Damn you. Almost 2 months until I can get down for a trip.


----------



## surfchunker (Apr 10, 2006)

nice fish but can't believe you ran a towel or something thru it's jaw like that


----------



## speckhunter80 (Oct 3, 2011)

Those are FishGrips


----------



## Meakle (Jun 5, 2006)

Really nice catch there!
Have to share what worked for you, bait and location?
I've seen few reports, seems like most the Red's and Trout have been up shallow and in creaks, your pic looks like sand - were you in surf?


----------



## dudeondacouch (Apr 6, 2010)

SENC beach would be my guess.


----------



## offroad (Sep 16, 2011)

Meakle said:


> Really nice catch there!
> Have to share what worked for you, bait and location?
> I've seen few reports, seems like most the Red's and Trout have been up shallow and in creaks, your pic looks like sand - were you in surf?

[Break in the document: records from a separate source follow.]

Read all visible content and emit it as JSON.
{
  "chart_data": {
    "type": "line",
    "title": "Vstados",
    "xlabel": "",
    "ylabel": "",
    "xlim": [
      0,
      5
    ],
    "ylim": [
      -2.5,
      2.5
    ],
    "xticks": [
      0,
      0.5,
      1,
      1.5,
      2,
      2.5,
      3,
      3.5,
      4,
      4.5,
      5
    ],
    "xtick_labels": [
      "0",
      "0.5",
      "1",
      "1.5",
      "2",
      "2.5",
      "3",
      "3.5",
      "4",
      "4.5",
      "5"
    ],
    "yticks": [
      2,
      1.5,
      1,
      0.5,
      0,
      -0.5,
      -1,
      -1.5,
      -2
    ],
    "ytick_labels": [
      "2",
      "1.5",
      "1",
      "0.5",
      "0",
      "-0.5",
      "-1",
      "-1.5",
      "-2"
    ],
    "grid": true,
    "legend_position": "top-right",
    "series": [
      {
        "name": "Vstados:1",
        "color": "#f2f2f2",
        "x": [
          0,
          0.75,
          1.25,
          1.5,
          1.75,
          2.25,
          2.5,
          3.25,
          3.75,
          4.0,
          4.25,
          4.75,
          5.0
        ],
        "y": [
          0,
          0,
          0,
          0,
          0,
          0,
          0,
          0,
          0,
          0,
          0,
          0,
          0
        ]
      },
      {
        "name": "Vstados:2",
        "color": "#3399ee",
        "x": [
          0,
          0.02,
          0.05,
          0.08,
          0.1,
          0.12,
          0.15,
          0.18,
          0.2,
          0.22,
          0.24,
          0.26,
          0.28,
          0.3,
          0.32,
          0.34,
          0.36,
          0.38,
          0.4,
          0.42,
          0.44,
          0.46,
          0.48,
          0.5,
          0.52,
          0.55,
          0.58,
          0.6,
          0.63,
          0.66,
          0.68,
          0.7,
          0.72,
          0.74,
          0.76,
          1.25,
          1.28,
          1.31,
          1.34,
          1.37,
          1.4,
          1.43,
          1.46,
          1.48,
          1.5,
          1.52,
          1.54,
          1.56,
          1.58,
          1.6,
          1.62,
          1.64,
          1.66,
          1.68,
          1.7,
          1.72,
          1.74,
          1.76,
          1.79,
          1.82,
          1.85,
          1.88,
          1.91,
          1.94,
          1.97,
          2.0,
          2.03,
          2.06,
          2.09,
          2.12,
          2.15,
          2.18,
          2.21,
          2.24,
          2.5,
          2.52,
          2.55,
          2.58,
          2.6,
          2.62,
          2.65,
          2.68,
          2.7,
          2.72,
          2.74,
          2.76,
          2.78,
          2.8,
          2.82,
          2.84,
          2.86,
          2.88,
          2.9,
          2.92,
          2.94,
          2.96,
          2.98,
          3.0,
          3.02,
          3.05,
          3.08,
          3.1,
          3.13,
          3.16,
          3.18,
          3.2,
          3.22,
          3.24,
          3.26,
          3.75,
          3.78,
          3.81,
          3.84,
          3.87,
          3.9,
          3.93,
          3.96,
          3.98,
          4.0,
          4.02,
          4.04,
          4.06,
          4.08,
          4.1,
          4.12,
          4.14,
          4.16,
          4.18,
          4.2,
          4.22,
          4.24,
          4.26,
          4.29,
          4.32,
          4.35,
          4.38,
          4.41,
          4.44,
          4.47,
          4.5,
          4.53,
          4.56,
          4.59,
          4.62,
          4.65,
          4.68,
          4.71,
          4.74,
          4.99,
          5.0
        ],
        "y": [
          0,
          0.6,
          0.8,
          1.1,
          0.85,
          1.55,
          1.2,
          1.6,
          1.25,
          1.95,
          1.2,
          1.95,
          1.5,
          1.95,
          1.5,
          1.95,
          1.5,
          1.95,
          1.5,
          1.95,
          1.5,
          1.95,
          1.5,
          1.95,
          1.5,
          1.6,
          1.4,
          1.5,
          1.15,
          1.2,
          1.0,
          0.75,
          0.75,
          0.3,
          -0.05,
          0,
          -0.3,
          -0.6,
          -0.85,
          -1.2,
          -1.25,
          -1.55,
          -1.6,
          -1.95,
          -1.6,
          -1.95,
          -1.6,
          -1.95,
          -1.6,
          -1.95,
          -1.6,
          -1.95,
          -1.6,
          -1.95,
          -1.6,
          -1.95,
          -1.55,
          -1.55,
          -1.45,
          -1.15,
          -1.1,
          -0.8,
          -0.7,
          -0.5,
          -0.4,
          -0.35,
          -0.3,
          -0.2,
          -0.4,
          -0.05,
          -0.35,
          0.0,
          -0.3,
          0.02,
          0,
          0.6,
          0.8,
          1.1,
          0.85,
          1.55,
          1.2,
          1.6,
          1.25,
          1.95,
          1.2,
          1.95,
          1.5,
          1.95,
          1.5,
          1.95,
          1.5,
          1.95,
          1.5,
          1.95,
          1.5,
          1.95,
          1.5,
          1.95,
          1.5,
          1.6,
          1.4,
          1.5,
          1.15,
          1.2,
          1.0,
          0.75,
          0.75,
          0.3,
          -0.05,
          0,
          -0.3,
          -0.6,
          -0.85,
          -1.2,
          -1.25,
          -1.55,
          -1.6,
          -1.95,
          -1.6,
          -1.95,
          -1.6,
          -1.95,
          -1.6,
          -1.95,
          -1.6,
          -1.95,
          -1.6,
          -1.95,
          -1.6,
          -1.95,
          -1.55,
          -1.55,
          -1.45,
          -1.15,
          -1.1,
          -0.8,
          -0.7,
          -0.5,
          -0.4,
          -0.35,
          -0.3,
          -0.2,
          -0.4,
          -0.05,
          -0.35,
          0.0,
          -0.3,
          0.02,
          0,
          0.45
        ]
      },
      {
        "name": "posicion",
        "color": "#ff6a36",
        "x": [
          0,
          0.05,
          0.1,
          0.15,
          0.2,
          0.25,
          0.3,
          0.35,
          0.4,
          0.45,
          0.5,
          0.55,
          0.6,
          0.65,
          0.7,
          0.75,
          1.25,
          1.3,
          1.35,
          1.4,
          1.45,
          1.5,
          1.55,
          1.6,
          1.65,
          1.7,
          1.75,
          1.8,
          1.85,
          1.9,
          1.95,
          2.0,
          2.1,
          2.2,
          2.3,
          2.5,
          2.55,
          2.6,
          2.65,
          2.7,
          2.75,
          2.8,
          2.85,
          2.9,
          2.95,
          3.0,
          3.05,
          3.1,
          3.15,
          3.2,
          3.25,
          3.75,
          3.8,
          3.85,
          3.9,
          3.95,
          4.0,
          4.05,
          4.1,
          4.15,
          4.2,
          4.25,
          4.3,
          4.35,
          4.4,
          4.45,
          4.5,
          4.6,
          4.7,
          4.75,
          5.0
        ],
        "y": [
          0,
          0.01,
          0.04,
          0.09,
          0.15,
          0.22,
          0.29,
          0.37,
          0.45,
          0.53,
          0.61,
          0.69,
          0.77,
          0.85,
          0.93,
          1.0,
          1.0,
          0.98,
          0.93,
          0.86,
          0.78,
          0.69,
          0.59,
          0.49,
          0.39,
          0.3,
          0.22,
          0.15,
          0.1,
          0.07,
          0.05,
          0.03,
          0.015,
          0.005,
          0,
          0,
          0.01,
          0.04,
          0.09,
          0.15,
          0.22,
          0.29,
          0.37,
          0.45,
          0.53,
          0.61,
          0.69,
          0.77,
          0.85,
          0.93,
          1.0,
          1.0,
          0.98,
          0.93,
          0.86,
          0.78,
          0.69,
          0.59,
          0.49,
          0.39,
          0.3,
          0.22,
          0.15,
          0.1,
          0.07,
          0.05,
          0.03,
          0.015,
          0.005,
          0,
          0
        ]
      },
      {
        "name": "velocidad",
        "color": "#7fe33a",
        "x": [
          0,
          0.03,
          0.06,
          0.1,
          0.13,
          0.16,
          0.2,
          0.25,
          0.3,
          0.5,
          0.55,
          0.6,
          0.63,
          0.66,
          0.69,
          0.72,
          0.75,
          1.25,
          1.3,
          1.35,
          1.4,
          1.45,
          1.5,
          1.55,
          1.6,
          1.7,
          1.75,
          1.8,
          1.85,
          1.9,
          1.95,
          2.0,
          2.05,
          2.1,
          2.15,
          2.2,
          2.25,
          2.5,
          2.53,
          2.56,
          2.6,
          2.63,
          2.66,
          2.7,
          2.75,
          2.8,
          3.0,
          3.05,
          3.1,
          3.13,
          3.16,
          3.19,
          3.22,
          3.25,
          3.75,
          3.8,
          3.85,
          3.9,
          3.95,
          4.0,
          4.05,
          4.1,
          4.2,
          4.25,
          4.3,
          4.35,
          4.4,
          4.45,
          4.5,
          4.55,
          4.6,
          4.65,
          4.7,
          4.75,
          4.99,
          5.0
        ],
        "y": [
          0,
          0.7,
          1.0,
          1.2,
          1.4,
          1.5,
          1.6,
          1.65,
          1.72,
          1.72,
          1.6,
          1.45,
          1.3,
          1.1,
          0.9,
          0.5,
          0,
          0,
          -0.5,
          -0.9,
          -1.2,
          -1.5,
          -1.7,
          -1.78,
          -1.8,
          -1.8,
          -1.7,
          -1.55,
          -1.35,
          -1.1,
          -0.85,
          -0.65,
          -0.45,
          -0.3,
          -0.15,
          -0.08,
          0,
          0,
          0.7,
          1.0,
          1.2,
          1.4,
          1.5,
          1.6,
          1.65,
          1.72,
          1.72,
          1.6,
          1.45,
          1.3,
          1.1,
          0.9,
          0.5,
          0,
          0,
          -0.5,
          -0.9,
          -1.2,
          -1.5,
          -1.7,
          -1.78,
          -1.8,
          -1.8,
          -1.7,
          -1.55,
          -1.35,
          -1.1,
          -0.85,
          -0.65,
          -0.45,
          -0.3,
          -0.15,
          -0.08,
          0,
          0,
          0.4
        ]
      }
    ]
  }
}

Ocean Isle surf, fresh cut mullet ... released without any towel injury !!


----------



## Meakle (Jun 5, 2006)

Thats awesome catch at OIB in surf, appreciate the info
Thanks!


----------



## Gregg Seaford (Feb 23, 2009)

I Love It!!


----------



## BrentH (Jul 25, 2011)

Good lookin fish!


----------



## Alexy (Nov 1, 2010)

OUTSTANDING! Will be in the surf in 6 days hope the bite stays on. Looking at water temps it loks like it is going to be a beautiful spring.


----------



## abass105 (Jun 13, 2006)

Nice fish. Congrats.


----------



## Linecranker (Jan 21, 2006)

*Gives hope*

Let us hope that is a harbinger for the season.


----------



## offroad (Sep 16, 2011)

*4 days later !!*


----------



## RuddeDogg (Mar 20, 2004)

Great work, Congrats on the catch.


----------



## Tc27612 (May 4, 2011)

Hey offroad, great catches. I'm heading down this week to oak island and then easter weekend heading to ocean isle. At ocean isle I usually fish the east end but have fished the west end also. If I see you out there catching them all, I'll stop by and say hello. 

Tim


----------



## WNCRick (Sep 24, 2007)

I gotta quit doin yard work and go fishing........nice catch!


----------



## smacks fanatic (Oct 16, 2010)

damn those is some nice fishys!


----------



## Bullred (Mar 13, 2010)

Nice catches.


----------



## JPChase (Jul 31, 2010)

Any towel injury on this one?!


----------